A descriptive statistic is a summary statistic that quantitatively describes or summarizes features from a collection of information, while descriptive statistics is the process of using and analysing those statistics. Descriptive statistics is distinguished from inferential statistics by its aim to summarize a sample, rather than use the data to learn about the population that the sample of data is thought to represent. This generally means that descriptive statistics, unlike inferential statistics, is not developed on the basis of probability theory, and are frequently non-parametric statistics. Even when a data analysis draws its main conclusions using inferential statistics, descriptive statistics are generally also presented. For example, in papers reporting on human subjects, typically a table is included giving the overall sample size, sample sizes in important subgroups, and demographic or clinical characteristics such as the average age, the proportion of subjects of each sex, the proportion of subjects with related co-morbidities, etc.
Some measures that are commonly used to describe a data set are measures of central tendency and measures of variability or dispersion. Measures of central tendency include the mean, median and mode, while measures of variability include the standard deviation, the minimum and maximum values of the variables, kurtosis and skewness.

Use in statistical analysis

Descriptive statistics provide simple summaries about the sample and about the observations that have been made. Such summaries may be either quantitative, i.e. summary statistics, or visual, i.e. simple-to-understand graphs. These summaries may either form the basis of the initial description of the data as part of a more extensive statistical analysis, or they may be sufficient in and of themselves for a particular investigation.
For example, the shooting percentage in basketball is a descriptive statistic that summarizes the performance of a player or a team. This number is the number of shots made divided by the number of shots taken. For example, a player who shoots 33% is making approximately one shot in every three. The percentage summarizes or describes multiple discrete events. Consider also the grade point average. This single number describes the general performance of a student across the range of their course experiences.
The use of descriptive and summary statistics has an extensive history and, indeed, the simple tabulation of populations and of economic data was the first way the topic of statistics appeared. More recently, a collection of summarisation techniques has been formulated under the heading of exploratory data analysis: an example of such a technique is the box plot.
In the business world, descriptive statistics provides a useful summary of many types of data. For example, investors and brokers may use a historical account of return behaviour by performing empirical and analytical analyses on their investments in order to make better investing decisions in the future.

Univariate analysis

involves describing the distribution of a single variable, including its central tendency and dispersion. The shape of the distribution may also be described via indices such as skewness and kurtosis. Characteristics of a variable's distribution may also be depicted in graphical or tabular format, including histograms and stem-and-leaf display.

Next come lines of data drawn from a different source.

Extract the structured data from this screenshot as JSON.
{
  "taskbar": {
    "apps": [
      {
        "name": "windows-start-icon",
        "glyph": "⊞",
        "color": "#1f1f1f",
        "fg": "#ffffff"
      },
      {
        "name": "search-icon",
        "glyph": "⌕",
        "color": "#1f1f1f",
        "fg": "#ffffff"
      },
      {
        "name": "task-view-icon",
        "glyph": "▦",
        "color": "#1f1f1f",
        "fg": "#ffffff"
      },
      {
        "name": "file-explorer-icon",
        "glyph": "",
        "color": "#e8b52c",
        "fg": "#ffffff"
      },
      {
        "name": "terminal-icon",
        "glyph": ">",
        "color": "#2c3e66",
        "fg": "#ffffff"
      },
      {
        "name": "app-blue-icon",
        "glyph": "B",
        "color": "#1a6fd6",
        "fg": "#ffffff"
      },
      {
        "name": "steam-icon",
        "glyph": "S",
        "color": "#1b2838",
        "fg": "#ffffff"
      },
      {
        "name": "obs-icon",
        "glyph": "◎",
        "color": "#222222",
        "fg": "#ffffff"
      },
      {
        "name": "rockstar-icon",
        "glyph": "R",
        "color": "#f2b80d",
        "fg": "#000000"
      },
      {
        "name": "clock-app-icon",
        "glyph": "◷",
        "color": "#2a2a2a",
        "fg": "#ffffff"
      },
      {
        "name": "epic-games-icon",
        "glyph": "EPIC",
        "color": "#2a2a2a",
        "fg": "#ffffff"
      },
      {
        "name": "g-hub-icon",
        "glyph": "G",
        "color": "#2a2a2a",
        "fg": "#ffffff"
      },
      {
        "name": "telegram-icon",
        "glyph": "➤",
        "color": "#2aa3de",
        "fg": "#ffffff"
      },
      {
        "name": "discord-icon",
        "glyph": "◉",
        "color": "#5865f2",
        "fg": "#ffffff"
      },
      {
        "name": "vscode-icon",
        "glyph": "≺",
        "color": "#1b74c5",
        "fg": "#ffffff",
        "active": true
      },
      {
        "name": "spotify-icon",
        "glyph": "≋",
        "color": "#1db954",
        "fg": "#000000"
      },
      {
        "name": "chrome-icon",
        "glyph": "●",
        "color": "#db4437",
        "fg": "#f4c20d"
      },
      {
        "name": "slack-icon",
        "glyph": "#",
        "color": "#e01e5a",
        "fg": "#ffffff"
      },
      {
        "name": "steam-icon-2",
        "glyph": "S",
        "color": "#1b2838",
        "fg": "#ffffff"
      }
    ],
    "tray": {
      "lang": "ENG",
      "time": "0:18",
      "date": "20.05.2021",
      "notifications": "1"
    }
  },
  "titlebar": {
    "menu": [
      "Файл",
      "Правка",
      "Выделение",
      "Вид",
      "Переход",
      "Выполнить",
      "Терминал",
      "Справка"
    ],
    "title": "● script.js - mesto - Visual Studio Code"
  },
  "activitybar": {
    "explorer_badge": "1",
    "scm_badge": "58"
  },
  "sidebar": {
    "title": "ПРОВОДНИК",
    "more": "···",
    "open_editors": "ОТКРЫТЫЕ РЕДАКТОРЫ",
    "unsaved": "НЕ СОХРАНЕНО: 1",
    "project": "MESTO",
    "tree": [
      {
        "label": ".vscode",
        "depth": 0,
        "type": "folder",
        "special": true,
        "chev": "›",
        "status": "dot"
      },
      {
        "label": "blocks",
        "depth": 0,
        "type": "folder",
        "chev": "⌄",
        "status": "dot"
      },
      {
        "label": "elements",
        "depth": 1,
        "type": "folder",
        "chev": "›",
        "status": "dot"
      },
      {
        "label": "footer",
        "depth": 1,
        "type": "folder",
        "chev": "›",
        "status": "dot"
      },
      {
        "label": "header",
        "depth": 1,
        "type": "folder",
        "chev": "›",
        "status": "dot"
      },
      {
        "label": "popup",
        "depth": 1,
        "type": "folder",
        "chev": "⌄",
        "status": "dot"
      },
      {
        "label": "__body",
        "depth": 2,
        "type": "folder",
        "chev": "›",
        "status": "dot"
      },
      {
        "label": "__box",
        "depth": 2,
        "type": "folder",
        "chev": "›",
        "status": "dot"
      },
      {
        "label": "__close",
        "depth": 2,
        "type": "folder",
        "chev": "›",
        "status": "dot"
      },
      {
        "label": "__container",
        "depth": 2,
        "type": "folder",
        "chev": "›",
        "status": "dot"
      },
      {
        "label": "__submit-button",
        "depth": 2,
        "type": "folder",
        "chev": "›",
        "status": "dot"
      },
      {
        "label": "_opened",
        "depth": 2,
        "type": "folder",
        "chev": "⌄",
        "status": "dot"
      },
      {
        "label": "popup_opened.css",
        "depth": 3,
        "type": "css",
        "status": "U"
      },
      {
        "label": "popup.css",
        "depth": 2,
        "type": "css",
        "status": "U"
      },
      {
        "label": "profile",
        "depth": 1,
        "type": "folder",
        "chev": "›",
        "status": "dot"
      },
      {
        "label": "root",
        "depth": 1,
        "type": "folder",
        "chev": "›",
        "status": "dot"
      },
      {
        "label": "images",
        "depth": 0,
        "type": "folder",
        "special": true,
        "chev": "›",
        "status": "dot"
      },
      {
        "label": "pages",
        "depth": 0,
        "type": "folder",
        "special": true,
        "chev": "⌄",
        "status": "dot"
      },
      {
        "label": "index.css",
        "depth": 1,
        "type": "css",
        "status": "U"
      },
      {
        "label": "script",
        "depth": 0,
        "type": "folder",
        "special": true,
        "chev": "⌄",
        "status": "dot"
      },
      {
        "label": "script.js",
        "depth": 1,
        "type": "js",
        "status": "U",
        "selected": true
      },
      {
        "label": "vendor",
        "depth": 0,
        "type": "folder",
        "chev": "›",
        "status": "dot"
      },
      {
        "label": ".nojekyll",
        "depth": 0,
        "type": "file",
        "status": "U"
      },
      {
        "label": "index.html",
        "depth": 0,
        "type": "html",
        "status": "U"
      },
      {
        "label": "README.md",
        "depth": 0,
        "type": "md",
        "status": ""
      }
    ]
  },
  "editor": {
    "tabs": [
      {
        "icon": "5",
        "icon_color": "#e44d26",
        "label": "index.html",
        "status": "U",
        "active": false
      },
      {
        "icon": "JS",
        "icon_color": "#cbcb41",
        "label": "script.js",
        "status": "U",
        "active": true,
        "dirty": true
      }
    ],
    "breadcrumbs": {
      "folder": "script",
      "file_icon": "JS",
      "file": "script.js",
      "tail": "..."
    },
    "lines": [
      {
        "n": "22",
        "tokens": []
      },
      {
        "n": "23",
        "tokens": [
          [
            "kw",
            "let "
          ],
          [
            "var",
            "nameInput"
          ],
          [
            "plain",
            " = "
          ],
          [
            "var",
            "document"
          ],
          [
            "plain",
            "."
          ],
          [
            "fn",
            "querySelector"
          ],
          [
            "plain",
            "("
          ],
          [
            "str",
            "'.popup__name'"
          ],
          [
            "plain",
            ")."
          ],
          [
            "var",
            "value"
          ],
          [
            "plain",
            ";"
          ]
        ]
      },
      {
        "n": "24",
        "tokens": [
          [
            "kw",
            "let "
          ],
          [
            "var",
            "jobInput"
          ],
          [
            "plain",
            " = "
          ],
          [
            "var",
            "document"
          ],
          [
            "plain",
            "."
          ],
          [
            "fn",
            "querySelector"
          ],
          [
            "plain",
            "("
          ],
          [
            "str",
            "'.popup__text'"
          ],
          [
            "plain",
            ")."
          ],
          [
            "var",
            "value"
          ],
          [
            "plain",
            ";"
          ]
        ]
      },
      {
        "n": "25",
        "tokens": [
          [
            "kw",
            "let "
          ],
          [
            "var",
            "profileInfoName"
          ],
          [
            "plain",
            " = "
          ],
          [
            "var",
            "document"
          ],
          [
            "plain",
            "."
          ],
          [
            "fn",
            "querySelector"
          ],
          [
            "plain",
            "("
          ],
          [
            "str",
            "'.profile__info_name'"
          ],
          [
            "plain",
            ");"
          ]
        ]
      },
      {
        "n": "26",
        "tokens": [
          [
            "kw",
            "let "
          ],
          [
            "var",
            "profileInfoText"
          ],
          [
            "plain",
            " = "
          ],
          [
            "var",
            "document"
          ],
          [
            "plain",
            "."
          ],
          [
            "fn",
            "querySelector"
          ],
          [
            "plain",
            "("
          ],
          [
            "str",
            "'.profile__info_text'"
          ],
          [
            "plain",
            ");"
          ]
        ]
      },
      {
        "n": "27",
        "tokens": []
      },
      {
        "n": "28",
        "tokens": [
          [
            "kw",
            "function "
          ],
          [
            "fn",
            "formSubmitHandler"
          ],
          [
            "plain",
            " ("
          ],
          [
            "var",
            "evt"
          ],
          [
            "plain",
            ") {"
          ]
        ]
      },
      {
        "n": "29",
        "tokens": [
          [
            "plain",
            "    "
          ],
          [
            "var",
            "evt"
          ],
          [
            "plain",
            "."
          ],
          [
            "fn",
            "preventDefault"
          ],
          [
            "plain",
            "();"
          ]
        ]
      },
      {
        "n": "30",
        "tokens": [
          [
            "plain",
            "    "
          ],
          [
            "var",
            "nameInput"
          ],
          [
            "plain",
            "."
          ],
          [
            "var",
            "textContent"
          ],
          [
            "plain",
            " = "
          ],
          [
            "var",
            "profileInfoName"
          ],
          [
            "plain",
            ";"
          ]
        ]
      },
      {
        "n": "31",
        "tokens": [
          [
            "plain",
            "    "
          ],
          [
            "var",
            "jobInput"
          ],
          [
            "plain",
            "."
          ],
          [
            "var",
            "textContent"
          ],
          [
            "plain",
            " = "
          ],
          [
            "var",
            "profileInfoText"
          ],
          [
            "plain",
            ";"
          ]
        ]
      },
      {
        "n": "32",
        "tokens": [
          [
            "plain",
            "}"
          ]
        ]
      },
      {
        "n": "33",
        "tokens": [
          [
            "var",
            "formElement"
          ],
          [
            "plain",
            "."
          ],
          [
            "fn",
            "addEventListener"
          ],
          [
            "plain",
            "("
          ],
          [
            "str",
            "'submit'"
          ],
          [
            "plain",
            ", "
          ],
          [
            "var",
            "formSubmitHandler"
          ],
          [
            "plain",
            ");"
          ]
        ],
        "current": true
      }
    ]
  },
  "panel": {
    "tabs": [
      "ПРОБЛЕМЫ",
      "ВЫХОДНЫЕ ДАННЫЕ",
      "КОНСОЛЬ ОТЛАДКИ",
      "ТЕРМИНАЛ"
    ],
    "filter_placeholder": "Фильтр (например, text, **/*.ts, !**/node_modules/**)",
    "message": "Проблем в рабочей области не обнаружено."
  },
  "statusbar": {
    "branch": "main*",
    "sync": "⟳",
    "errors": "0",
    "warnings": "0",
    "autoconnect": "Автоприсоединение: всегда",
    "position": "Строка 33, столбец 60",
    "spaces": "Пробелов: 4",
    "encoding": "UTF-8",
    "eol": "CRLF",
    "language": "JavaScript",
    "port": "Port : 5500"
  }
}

Bivariate and multivariate analysis

When a sample consists of more than one variable, descriptive statistics may be used to describe the relationship between pairs of variables. In this case, descriptive statistics include:
The main reason for differentiating univariate and bivariate analysis is that bivariate analysis is not only simple descriptive analysis, but also it describes the relationship between two different variables. Quantitative measures of dependence include correlation and covariance. The slope, in regression analysis, also reflects the relationship between variables. The unstandardised slope indicates the unit change in the criterion variable for a one unit change in the predictor. The standardised slope indicates this change in standardised units. Highly skewed data are often transformed by taking logarithms. Use of logarithms makes graphs more symmetrical and look more similar to the normal distribution, making them easier to interpret intuitively.